Когда они наконец оставили нас с Юзей и мы подходили к дому, я не удержался и спросил, что ей говорил Подлевский.

— А тебе любопытно? О чем может говорить с дамой такой галантный мужчина? Рассыпался в комплиментах…

— А о политике ничего не говорил?

— Ну-у… о политике! Ах, нет, говорил… Рассказывал, что мы накануне чего-то

— С-сволочь! — вырвалось у меня

— Кто? — не поняла Юзя

— Кто… Твой галантный кавалер!

— Очень симпатичный парень! — взяла Юзя под защиту Подлевского. — Один раз прошелся со мной — и уже сволочь. — И надулась.

Я видел, что она охотно спорила бы еще на такую приятную для нее тему. Поэтому смолчал. Подумал лишь: «Юзя, Юзя! Связал же меня с тобой черт веревочкой!..»

* * *

Дома я застал нежданного гостя: из Брудянишек приехал Арон и по пути зашел ко мне. Как всегда, веселый, здоровый. Топает огромными подкованными сапожищами, будто лошадь, ворочается, как медведь. Говорит громко, словно в поле.
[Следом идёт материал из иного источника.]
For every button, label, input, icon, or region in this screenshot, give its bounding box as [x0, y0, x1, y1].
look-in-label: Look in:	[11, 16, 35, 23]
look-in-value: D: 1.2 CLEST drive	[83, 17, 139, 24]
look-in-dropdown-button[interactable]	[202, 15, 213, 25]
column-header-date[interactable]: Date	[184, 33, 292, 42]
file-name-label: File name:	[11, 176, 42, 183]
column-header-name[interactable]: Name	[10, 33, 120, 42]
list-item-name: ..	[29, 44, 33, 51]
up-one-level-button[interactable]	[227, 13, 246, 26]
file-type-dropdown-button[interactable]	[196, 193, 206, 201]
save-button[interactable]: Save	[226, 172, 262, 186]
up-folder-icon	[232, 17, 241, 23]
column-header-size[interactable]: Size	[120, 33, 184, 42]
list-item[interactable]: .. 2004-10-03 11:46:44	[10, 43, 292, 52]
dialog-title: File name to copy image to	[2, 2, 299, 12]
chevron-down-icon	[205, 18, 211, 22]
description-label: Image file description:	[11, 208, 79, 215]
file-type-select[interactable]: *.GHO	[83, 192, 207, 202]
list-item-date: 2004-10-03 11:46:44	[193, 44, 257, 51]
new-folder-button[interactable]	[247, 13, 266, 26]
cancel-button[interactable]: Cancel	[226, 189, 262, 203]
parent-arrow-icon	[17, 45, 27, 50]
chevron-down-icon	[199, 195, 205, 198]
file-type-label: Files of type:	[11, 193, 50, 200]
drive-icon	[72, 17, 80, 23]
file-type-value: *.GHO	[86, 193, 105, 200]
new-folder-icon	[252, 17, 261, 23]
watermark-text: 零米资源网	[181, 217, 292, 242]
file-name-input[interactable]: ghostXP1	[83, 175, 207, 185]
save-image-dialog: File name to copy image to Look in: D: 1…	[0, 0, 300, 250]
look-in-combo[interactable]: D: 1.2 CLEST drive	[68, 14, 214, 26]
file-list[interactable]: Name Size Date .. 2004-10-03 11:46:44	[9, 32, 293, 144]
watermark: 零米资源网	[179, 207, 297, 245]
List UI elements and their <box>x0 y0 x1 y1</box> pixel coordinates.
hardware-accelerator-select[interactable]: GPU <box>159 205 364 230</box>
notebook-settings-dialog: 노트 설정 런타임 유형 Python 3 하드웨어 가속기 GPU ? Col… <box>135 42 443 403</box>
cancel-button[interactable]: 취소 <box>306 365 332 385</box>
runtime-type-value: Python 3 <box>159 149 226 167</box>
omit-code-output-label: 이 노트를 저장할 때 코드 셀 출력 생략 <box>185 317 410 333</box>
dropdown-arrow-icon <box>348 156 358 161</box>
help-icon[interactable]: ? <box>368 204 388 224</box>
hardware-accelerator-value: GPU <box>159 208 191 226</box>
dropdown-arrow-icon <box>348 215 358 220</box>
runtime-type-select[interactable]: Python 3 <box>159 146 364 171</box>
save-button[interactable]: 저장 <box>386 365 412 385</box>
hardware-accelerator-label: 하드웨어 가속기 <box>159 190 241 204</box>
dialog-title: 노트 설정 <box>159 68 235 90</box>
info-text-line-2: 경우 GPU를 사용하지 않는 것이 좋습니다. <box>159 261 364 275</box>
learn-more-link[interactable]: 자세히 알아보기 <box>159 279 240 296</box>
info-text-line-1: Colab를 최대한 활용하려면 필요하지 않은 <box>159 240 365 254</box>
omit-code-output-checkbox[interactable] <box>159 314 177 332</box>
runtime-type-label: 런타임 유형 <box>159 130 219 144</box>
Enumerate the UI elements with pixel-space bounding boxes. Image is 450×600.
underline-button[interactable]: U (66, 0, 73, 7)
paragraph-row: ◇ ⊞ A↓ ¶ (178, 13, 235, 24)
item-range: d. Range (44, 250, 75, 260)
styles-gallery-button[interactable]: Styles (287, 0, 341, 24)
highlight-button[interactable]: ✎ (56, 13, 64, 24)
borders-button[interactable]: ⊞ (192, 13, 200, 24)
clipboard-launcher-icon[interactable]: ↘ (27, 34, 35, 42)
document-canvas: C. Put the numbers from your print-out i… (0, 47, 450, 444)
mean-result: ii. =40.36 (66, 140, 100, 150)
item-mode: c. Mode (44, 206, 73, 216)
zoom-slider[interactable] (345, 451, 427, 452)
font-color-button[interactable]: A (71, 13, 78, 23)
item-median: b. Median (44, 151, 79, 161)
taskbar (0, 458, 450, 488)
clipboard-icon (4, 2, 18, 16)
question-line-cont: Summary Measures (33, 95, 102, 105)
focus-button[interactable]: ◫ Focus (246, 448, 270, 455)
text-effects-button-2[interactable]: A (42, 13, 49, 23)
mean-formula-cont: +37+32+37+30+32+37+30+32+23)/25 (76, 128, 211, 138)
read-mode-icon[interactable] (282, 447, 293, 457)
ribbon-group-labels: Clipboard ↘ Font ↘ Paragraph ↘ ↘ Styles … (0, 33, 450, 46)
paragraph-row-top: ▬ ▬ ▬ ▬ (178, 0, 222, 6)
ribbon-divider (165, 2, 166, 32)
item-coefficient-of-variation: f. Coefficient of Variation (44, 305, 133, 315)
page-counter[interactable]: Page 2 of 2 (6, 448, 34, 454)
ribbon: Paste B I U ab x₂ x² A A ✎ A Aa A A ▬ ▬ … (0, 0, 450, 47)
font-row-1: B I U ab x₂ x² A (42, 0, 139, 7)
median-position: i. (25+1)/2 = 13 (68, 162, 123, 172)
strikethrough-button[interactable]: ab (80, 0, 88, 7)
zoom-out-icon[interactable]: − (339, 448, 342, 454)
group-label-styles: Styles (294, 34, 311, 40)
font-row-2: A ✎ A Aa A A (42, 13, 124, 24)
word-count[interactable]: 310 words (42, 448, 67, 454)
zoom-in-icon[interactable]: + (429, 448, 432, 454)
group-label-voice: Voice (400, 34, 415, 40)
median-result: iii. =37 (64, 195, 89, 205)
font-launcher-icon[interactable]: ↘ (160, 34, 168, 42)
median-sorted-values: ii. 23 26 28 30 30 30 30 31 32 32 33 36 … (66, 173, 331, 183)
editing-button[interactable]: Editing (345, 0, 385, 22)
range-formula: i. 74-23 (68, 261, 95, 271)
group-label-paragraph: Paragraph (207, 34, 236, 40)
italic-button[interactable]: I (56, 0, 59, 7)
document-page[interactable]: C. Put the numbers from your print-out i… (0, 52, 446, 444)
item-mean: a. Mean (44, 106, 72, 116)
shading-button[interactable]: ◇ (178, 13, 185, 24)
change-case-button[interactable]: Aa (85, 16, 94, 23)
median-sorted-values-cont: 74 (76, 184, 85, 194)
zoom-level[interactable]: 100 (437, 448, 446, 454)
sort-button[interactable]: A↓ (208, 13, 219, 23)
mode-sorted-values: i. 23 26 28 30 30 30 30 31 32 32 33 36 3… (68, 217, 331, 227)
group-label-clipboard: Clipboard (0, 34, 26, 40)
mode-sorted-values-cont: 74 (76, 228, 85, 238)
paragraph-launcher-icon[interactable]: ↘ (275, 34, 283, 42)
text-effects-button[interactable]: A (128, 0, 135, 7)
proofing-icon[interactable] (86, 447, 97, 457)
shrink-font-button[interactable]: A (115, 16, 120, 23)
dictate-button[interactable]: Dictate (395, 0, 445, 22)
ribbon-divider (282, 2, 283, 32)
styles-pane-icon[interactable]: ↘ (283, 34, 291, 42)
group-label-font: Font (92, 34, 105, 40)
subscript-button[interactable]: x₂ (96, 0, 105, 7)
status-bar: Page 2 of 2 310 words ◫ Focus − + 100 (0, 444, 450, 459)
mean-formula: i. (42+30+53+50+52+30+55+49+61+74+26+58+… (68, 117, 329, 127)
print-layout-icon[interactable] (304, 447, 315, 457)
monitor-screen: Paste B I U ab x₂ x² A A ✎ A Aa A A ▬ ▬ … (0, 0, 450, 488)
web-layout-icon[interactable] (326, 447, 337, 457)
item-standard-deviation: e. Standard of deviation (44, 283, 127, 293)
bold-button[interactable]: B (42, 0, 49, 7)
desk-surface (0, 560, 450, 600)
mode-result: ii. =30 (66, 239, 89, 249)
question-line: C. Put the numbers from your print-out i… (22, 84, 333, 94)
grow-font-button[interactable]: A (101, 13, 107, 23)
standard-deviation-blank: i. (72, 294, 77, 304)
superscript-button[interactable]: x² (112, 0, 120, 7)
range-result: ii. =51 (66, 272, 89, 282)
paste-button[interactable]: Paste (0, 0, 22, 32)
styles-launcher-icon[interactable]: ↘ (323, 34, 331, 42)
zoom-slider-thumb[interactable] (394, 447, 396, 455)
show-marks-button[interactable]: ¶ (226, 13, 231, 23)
Я очень ему обрадовался и вскоре забыл о всех своих огорчениях.

Арон рассказал, что немцы от них уходят и он приехали на Воронью просить инструкций: объявлять себя властью и брать все в свои руки или ждать прихода Красной Армии. Красная Армия, по его словам, была уже недалеко, где-то на пути из Минска в Вильно — на станции Кена.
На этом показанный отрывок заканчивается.